Przeciwnicy, tym razem z klubu Lewicy w Sejmie, odpowiedzieli kolejnym listem. Że byli zdumieni po lekturze, szczególnie poglądem o cichej współpracy Balta z PiS – „taki zarzut, sformułowany przez architekta negocjacji z PiS w sprawie Krajowego Planu Odbudowy [to krajowa wersja Funduszu Odbudowy], zawiera w sobie potężny ładunek komiczny”.

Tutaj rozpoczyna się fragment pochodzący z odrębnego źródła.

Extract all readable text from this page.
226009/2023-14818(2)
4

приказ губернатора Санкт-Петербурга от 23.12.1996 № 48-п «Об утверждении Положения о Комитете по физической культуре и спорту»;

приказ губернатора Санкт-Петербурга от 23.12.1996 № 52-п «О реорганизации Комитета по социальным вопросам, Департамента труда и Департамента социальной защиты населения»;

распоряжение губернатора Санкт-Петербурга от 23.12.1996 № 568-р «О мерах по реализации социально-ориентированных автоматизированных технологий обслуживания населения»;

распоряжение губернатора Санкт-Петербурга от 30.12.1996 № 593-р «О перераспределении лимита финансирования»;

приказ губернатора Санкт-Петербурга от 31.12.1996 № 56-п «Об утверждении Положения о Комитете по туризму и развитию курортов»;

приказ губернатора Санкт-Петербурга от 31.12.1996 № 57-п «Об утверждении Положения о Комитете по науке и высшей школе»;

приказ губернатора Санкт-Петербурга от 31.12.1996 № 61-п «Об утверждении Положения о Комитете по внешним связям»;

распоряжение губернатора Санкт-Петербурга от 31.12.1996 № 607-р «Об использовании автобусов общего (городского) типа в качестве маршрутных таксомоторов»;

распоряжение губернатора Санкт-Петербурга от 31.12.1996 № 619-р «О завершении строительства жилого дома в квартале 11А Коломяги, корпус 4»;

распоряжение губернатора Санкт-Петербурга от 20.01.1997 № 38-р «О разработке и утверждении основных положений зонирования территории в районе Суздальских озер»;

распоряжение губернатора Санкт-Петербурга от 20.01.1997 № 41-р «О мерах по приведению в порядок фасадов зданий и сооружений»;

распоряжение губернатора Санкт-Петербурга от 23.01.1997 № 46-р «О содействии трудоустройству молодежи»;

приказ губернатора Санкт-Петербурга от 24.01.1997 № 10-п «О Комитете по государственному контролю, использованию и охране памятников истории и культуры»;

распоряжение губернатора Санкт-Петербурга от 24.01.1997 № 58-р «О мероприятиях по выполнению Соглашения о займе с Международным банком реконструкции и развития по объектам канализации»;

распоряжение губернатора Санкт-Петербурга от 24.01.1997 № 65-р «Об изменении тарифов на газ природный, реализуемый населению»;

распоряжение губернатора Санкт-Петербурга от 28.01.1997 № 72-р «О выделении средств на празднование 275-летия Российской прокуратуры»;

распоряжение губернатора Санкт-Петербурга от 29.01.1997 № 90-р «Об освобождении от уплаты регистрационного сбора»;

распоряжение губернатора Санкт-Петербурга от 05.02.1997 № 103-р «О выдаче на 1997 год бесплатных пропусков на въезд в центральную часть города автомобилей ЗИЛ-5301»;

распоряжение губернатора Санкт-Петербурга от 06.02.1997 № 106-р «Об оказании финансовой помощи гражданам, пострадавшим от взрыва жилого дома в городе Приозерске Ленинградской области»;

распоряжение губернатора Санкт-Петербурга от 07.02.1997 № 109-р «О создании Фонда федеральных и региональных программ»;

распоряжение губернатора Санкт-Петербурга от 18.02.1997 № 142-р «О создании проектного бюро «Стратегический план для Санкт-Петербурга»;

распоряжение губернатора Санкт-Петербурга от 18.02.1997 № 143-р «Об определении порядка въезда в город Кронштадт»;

– Po spiskowaniu z PiS i zawieszeniu Marka Balta trudno o poważniejszą sytuację – mówi polityk Nowej Lewicy. – Nie chcemy już Czarzastego, nie mamy do niego zaufania. Jeśli dojdzie do przyspieszonych wyborów parlamentarnych na wiosnę, kto zagwarantuje, że nasz szef nie pójdzie dogadywać się z PiS? Przecież już raz to zrobił – słyszymy.
Czarzasty ma swoje szable
Czarzasty nie pozostaje bez szabel, ma grupę zaufanych w partii, a w klubie wsparcie Wiosny. Awantura wśród polityków dawnego SLD przed zjazdem, który potwierdzi połączenie z Wiosną, nieco komplikuje sytuację. W 2019 r. obie partie ułożyły reguły zjednoczenia: SLD i Wiosna tworzą dwie frakcje, jest dwóch przewodniczących, środowiska dzielą się po równo partyjnymi stanowiskami i władzą.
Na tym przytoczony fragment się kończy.